PHASE II: Based on the results from Phase I, the selected contractor provides up to 3 Initial lots of 250 prototype assays each to the COR. These initial lots will be evaluated for sensitivity and specificity using a diversity set of bacterial strains for evaluation in vitro, then if efficacious for analysis of samples (blood and tissue, or directly) from preclinical animal infection studies. Can coordinate with WRAIR/NMRC for assistance with preclinical evaluation if needed. Feedback regarding the sensitivity/specificity of each lot of prototype assays will be provided to the contractor. This data will then be used to optimize each subsequent lot of assays. The goal In Phase II is the development of a prototype assay that provides 85% sensitivity and 85% specificity when compared to current bacterial culture and antibiotic susceptibility testing methods. Once sensitivity and specificity requirements have been met in preclinical tests, the selected contractor will confirm the performance characteristics of the assay (sensitivity, specificity, positive and negative predictive value, accuracy and reliability) using clinical specimens. The regulatory strategy for using different types of clinical specimen should be clearly described in the Phase II proposal. Human use protocols for using clinical specimen should be approved by Institutional Review Board (IRB) of all participating institutes. The elected contractor will require a Federal-Wide Assurance of Compliance before government funds can be provided for any effort that requires human testing or uses of clinical samples. The selected contractor will also conduct stability testing of the prototype device in Phase II. Stability testing will follow both real-time and accelerated (attempt to force the product to fail under a broad range of temperature and humidity conditions and extremes) testing in accordance with FDA requirements. The assay must be rapid (<30 min), soldier-friendly (i.e., easy to operate), inexpensive, portable, and stable (no requirement of refrigeration). The assay should be at least 85% as sensitive and specific as current (non-deployable, non-FDA cleared) assays and sera, plasma, whole blood, or other types of specimen can be used without sample processing. The data package plan required for application to the U.S. Food and Drug Administration will be prepared at the end of phase II. 
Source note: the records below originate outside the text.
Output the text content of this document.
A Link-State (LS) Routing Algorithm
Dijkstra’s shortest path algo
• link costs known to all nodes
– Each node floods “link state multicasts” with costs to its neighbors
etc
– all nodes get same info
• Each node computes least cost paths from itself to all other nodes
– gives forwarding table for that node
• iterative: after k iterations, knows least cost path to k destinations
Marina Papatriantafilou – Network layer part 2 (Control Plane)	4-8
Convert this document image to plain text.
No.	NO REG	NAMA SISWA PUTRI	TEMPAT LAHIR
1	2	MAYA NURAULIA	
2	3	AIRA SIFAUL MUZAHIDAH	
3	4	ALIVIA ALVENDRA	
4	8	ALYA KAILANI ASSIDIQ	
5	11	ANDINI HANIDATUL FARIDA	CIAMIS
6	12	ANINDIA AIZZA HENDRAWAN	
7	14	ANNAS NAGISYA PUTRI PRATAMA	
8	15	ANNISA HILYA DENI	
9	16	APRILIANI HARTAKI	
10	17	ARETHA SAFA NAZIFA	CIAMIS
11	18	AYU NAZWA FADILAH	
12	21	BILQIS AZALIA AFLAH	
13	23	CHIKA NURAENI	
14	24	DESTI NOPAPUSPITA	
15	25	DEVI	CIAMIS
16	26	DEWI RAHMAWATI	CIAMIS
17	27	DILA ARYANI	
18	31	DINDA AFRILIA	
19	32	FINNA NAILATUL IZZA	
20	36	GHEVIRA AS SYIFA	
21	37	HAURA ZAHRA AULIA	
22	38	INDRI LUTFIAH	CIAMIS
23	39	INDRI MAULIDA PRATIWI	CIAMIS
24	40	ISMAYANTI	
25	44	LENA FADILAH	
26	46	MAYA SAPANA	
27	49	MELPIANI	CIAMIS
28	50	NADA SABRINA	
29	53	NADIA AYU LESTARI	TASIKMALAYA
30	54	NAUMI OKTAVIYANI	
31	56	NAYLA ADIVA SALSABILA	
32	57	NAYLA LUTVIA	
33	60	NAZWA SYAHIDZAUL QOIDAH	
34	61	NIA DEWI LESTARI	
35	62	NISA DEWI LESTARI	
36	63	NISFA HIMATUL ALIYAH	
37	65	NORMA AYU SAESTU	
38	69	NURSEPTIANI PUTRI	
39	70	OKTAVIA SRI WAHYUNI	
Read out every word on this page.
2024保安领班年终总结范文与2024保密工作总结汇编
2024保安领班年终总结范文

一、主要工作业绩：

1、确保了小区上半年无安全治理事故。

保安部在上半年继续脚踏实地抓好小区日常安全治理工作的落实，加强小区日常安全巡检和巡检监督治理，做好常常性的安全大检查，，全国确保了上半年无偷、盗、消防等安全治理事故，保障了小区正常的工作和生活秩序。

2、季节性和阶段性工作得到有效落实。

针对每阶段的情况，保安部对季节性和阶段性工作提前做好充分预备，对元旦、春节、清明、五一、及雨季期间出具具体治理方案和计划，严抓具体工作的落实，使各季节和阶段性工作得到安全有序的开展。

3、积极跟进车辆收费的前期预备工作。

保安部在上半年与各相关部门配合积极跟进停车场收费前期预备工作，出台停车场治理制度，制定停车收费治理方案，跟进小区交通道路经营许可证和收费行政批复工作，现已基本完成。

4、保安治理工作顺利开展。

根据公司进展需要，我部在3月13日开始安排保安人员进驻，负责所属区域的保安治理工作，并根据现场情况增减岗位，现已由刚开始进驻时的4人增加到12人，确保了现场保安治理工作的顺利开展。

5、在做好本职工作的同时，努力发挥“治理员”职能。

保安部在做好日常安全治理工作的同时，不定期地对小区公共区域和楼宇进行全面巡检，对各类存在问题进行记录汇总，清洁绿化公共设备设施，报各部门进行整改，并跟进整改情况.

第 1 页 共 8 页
PHASE III: During this phase the performance of the assay should be evaluated in a variety of field studies that will conclusively demonstrate that the assay meets the requirements of this topic. The contractor may coordinate with WRAIR/NMRC to set up field testing sites. The selected contractor shall make this product available to potential military and non-military users throughout the world. Military applications: MDR bacterial infections occur worldwide. The diagnosis of these wound infections and sepsis cases are often delayed, because the currently available tests, mostly reliant on bacterial culture or high-complexity nucleic acid amplification, are not field-capable, not rapid, and can vary considerably among different laboratories even when using the same procedure or method. With the availability of an easy and rapid assay developed under this topic, wounded and ill soldiers can be treated in a timely manner in any military medical organization (such as a Battalion Aid Station, a Combat Support Hospital, Forward operation base, or a fixed medical facility). The contractor should coordinate with WRAIR/NMRC to establish a National Stock Number (NSN) for potential inclusion in into appropriate "Sets, Kits and Outfits" that are used by deployed medical forces. Civilian applications: MDR bacterial infections occur in communities and hospitals, in wounds, skin and soft tissue infections, pneumonia, and blood stream infections. We envision that the contractor that develops the rapid diagnostic assay and will be able to sell and/or market this assay to a variety of civilian medical organizations, and that this market will be adequate to sustain the continued production of this device. 


1: Davis, K.A., et al., Multidrug-resistant Acinetobacter extremity infections in soldiers. Emerg Infect Dis, 2005. 11(8): p. 1218-24.